In a deal arranged by the Swiss National Bank and the Swiss government, Credit Suisse was taken over by UBS in a deal which contravened all the regulations and agreements, designated as “resolution,” made after the GFC.
This was openly admitted at the time. Swiss National Bank chairman Thomas Jordan said “resolution” would have risked a systemic crisis.
“Resolution in theory is possible under normal circumstances, but we were in a fragile environment with enormous nervousness in financial markets in general. Resolution on these circumstances would have triggered a bigger financial crisis, not just in Switzerland but globally,” he said.
In other words, resolution would work when it was not needed but not in a situation with which it was supposed to deal.
The same point was made by Swiss finance minister Karin Keller-Sutter. She said that acting according to the emergency protocols drawn up for the failure of major banks “would have triggered an international financial crisis.”
She had concluded that a major globally important bank could not be wound up according to the G20 protocols.
Ignoring the experiences of March, Knot said he remained “convinced that the international resolution framework developed by the FSB in the aftermath of the 2008 GFC is fit for purpose.”
However, he noted that “further strains in financial markets cannot be ruled out in the months ahead as higher debt servicing costs continue to permeate the economy.”
At the same time, the financial system is “in the midst of deep structural change, including the need to respond to accelerating digitalisation and to climate change risks.”
One of the “key trends” in recent years has been the increased importance of non-bank finance intermediation (NBFI), sometimes known as the “shadow banking” system, which has diversified sources of borrowing, but also has led to a build-up of debt.
“If not properly managed, leverage can amplify stress in the event of a shock and lead to systemic disruption, as demonstrated by recent strains in commodities and bond markets.”
But management requires accurate information and data otherwise the would-be regulators are working in the dark.
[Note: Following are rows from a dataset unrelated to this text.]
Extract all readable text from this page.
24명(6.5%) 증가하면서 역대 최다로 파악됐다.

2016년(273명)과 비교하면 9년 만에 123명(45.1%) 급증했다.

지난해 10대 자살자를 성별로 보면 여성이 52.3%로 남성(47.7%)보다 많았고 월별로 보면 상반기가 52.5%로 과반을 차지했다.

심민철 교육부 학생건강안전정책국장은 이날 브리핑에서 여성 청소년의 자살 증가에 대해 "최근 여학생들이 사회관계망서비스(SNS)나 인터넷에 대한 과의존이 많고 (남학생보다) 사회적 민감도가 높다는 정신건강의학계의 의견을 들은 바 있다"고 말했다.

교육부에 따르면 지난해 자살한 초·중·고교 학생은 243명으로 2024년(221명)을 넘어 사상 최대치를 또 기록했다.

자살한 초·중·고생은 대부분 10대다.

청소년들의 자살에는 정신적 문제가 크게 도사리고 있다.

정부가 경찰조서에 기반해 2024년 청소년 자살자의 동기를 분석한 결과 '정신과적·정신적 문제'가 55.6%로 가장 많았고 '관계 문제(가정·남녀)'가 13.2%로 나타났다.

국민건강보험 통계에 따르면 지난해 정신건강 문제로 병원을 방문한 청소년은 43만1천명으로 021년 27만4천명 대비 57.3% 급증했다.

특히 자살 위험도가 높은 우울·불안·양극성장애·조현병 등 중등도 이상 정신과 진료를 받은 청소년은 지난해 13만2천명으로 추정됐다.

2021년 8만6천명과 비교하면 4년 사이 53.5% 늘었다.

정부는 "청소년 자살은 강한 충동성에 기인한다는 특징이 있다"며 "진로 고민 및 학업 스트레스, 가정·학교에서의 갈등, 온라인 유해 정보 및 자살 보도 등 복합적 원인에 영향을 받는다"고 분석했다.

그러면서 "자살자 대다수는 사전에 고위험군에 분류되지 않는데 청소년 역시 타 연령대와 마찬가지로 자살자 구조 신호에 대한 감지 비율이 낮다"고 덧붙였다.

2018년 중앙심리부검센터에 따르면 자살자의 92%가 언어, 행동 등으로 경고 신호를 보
The IMF has admitted that there are major areas of NBFI about which it knows next to nothing.
Knot made his reference to this problem as mild as possible.
“NBFI leverage can take different forms and is often difficult to identify or measure, which complicates the assessment of associated vulnerabilities,” he said.
The best he could come up with was a report to the Summit on trends in this area identifying “possible actions” to fill key data gaps and that would “address associated vulnerabilities.”
The only conclusion to the drawn from these remarks is that at present the FSB and every other financial authority is flying blind.
The key area of digitalisation is the emergence of crypto assets. Knot wrote that a number of incidents over the past year had “highlighted the vulnerabilities in the crypto-asset eco system, which warrant close monitoring given the growing linkages with the traditional financial system.”
He explained that the “interconnectedness of the global financial system makes it possible that a cyber incident at one financial institution, or an incident at one of its third-party providers, could have spill-over effects across borders and broad sectors.”
Climate change also posed risks to the financial system because “recent weather events have shown the potential for non-linear effects,” that is, economic consequences which far outweigh expectations and thereby feed into the financial system.
In conclusion, Knot warned there were certain to be challenges and shocks for the global financial system in the months and years to come, and it was “possible” that action by authorities could absorb rather than amplify it. In words, in the event of more shock, authorities may be able to contain it but that is no certainty.
Overall, the picture presented by this report, from what the Financial Times described as “the world’s most powerful financial watch dog,” is one in which the agencies of the capitalist ruling class know their financial system is riddled with potential sources of crises. But they have no real idea from where the next one might strike much less what to do about preventing it.